Bounded-memory adjusted scores estimation in generalized linear models with large data sets

TL;DR

This paper introduces two memory-efficient iterative algorithms for estimating generalized linear models with bias-reducing adjusted scores, suitable for large-scale and distributed data sets, using incremental QR decompositions.

Contribution

It develops novel IWLS variants that operate with limited memory and can handle distributed data, advancing scalable bias-reduction in GLMs.

Findings

Algorithms successfully applied to datasets with millions of observations.

Memory requirements are significantly reduced compared to traditional methods.

Methods are adaptable for distributed and privacy-sensitive data environments.

Abstract

The widespread use of maximum Jeffreys'-prior penalized likelihood in binomial-response generalized linear models, and in logistic regression, in particular, are supported by the results of Kosmidis and Firth (2021, Biometrika), who show that the resulting estimates are always finite-valued, even in cases where the maximum likelihood estimates are not, which is a practical issue regardless of the size of the data set.

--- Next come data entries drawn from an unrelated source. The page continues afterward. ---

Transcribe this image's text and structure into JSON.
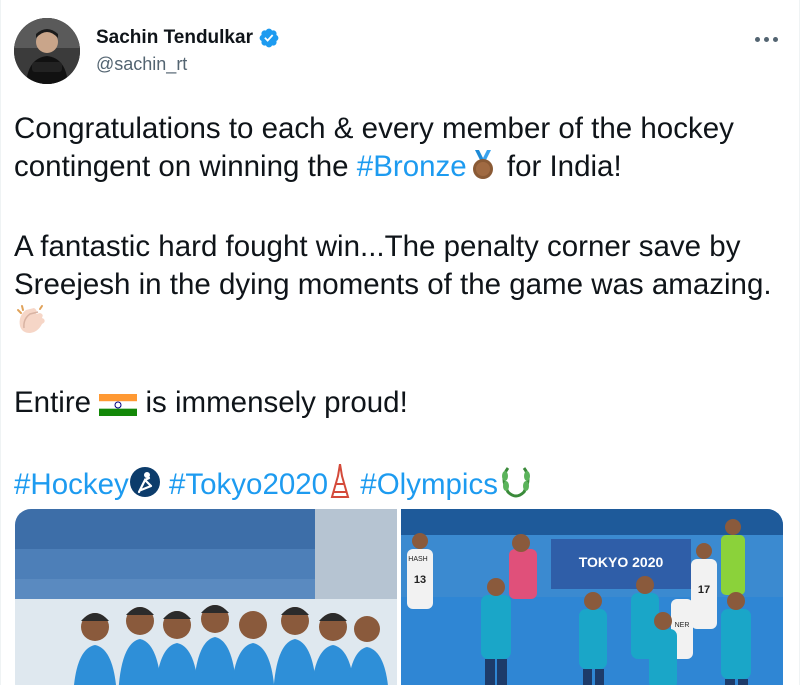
{
  "author": {
    "name": "Sachin Tendulkar",
    "handle": "@sachin_rt",
    "verified": true
  },
  "tweet": {
    "line1a": "Congratulations to each & every member of the hockey",
    "line2a": "contingent on winning the ",
    "hashtag_bronze": "#Bronze",
    "line2b": " for India!",
    "para2": "A fantastic hard fought win...The penalty corner save by Sreejesh in the dying moments of the game was amazing.",
    "para3a": "Entire ",
    "para3b": " is immensely proud!",
    "hashtags": [
      "#Hockey",
      "#Tokyo2020",
      "#Olympics"
    ]
  },
  "media": {
    "photo2_banner": "TOKYO 2020",
    "jersey_13": "13",
    "jersey_17": "17",
    "jersey_name_a": "HASH",
    "jersey_name_b": "NER"
  },
  "icons": {
    "verified": "verified-badge-icon",
    "more": "more-options-icon",
    "medal": "bronze-medal-emoji",
    "clap": "clapping-hands-emoji",
    "flag": "india-flag-emoji",
    "hockey": "hockey-emoji",
    "tower": "tokyo-tower-emoji",
    "wreath": "olympics-wreath-emoji"
  },
  "colors": {
    "link": "#1d9bf0",
    "text": "#0f1419",
    "secondary": "#536471",
    "verified": "#1d9bf0"
  }
}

In logistic regression, the implied adjusted score equations are formally bias-reducing in asymptotic frameworks with a fixed number of parameters and appear to deliver a substantial reduction in the persistent bias of the maximum likelihood estimator in high-dimensional settings where the number of parameters grows asymptotically as a proportion of the number of observations. In this work, we develop and present two new variants of iteratively reweighted least squares for estimating generalized linear models with adjusted score equations for mean bias reduction and maximization of the likelihood penalized by a positive power of the Jeffreys-prior penalty, which eliminate the requirement of storing $O(n)$ quantities in memory, and can operate with data sets that exceed computer memory or even hard drive capacity. We achieve that through incremental QR decompositions, which enable IWLS iterations to have access only to data chunks of predetermined size. Both procedures can also be readily adapted to fit generalized linear models when distinct parts of the data is stored across different sites and, due to privacy concerns, cannot be fully transferred across sites. We assess the procedures through a real-data application with millions of observations.